Anita McCune Witt was born in Kansas to city folk, so when her dad bought her a horse as a child, she had to board it on some vacant land outside of town. Nevertheless, she fully embraced the Western lifestyle.
Witt told Walter Gallacher in a 2014 Immigrant Stories interview (www.bit.ly/IS-Anita):
“I started dressing like a cowgirl and spending so much time with horses that the kids at school nicknamed me ‘Hoppy’ after Hopalong Cassidy, a famous cowboy from that time.”
After attending Oklahoma State University, Witt tried teaching, but found she could make more money as a singing cowgirl on the popular Western music entertainment circuit. That’s where she met fellow entertainer Don Witt.
In 1967 the Witts moved to a ranch on the mesa northeast of Carbondale. Their neighbors were mostly ranchers, some descended from the original homesteaders for whom the area was named Missouri Heights.
The Witts owned and ran City Drug in Glenwood Springs. Anita continued to perform and was well known in the Roaring Fork Valley for entertaining audiences with her trained horses and dogs, fancy rope tricks, guitar playing, singing and humorous stories.
In her later years, she devoted time to writing magazine and newspaper articles. She’s been published in Western Horsemen, Country Living, Horse Illustrated, Woman’s Day and the Rocky Mountain News, among others.
I first met Anita when my husband and I moved to Missouri Heights in 1997. When we entered her home she welcomed us. Then, gesturing toward a massive dining room table completely covered in stacks of paper and photographs, she said, “Please don’t move anything on the table.” When I asked about the project, she told me she was documenting the history of the pioneers who settled on the mesa in the early 1900s.
The result of her extensive research was, “They Came From Missouri: The History of Missouri Heights, Colorado” published in 1998. The 479-page book includes maps, photos and chapters on each family, listed alphabetically. Most of the information came directly from the families themselves.
In her acknowledgment, Witt wrote:
“I dedicate this book to the people who lived it and who were kind enough to spend countless hours telling me their stories and rummaging through long forgotten records, dusty boxes, and faded picture albums.
Their ancestors, parents, and some of those they spoke with came by ship, by foot, by horse, and mule and oxen, by covered wagon, and railroad boxcar, from all over the world, ultimately to settle on the high mesa above the Roaring Fork Valley. They are the true pioneers of this country, and of this state — and I am so proud to call them my dear friends.”
Most of the pioneer families of Missouri Heights are gone now, as is Anita, who passed on Sept. 4, 2018. Those of us who love Carbondale and its history are immensely grateful for Witt’s contribution to the preservation of the past.
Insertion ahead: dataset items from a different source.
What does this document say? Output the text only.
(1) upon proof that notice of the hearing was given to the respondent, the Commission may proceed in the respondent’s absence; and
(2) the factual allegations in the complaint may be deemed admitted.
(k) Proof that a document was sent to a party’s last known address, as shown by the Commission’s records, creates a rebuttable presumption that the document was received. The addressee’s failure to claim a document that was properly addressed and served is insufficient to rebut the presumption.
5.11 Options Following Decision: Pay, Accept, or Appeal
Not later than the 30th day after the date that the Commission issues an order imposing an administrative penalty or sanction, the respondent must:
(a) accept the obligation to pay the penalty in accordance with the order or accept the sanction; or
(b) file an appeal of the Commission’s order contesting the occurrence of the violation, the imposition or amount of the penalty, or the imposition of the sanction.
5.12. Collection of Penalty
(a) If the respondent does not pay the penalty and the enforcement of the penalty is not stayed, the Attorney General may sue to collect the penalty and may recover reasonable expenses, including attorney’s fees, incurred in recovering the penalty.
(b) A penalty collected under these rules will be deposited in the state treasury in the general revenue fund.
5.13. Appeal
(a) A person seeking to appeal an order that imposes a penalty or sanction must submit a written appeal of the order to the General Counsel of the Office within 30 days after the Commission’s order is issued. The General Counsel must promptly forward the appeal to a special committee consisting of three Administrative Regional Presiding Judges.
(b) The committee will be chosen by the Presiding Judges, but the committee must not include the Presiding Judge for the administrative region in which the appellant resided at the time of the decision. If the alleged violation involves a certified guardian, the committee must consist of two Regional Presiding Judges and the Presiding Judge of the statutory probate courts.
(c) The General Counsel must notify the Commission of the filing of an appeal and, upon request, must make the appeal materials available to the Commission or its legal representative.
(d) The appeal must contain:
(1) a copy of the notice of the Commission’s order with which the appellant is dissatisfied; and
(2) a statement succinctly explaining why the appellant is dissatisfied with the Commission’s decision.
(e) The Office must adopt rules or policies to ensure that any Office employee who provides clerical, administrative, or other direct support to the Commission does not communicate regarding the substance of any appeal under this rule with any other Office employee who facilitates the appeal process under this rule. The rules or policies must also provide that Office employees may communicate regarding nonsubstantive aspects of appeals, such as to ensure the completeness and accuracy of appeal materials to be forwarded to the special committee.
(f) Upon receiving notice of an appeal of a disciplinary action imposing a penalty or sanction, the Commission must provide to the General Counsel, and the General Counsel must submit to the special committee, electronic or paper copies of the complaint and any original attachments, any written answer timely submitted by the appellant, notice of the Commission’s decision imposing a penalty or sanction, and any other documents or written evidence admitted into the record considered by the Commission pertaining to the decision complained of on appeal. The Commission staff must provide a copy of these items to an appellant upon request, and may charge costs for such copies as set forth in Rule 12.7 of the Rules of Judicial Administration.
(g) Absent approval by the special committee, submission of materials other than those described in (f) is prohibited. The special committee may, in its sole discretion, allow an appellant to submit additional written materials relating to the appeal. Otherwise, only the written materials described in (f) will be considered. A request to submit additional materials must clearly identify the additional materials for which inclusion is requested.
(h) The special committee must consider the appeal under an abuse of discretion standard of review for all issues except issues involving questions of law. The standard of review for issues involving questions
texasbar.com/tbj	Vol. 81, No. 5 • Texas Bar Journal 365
In addition to “They Came From Missouri,” Witt published “I Remember One Horse,” a collection of stories from 27 Roaring Fork Valley ranchers.
The character of Missouri Heights was already changing when Witt wrote her book, and it continues to change. But in the foreword to “They Came From Missouri,” she reminds us that through generations of human habitation, some things still remain that are worth appreciating:
“Back in the 1960s and ‘70s, my old friend and neighbor, John McNulty, worked my land up on Missouri Heights … One day he was just sitting there under the oaks, having his lunch, when he looked down and found a genuine arrowhead staring him right smack in the face. He was so happy, he couldn’t wait to show it to me, and after a lot of haggling and carrying on, I finally begged it off him. My old friend is gone now, but I still have that arrowhead today in 1998, and every once in a while I put it in my pocket and walk the ranch with my dog, Sadie, and just think about things.
“I think about the Indian, most probably a Ute, though it could have been an Arapahoe, who either shot or dropped the arrowhead. I imagine how the land must have looked to him back then, so open and peaceful and quiet, with no subdivisions, no paved roads or telephone lines.
“Even though it has changed dramatically, some things are still the same. If he looked south from my place, he saw Mount Sopris in all its beauty, just exactly as it looks today; to the north and northeast, Red Table Mountain with its gentle slopes, contrasting rugged terrain and vast acreage of forest land of aspen and tall pines; to the east, Basalt Mountain, which might have been his hunting ground of meandering deer and elk trails, dense timber stands, rich meadows of tall grasses, and flowing, natural creeks; to the west, Sunlight Mountain, Sunlight Peak, Twin Peaks, and Baldy Mountain. All sites I never tire of, can’t get enough of, even after 30 years.
“It’s Missouri Heights, with all its beauty and history, and yes, even with all its changes, one of the most beautiful places on earth.”
Anita Witt’s books are for sale at the Dinkel Mercantile Museum at 499 Weant Boulevard, open on Fridays from 6 to 7:30pm.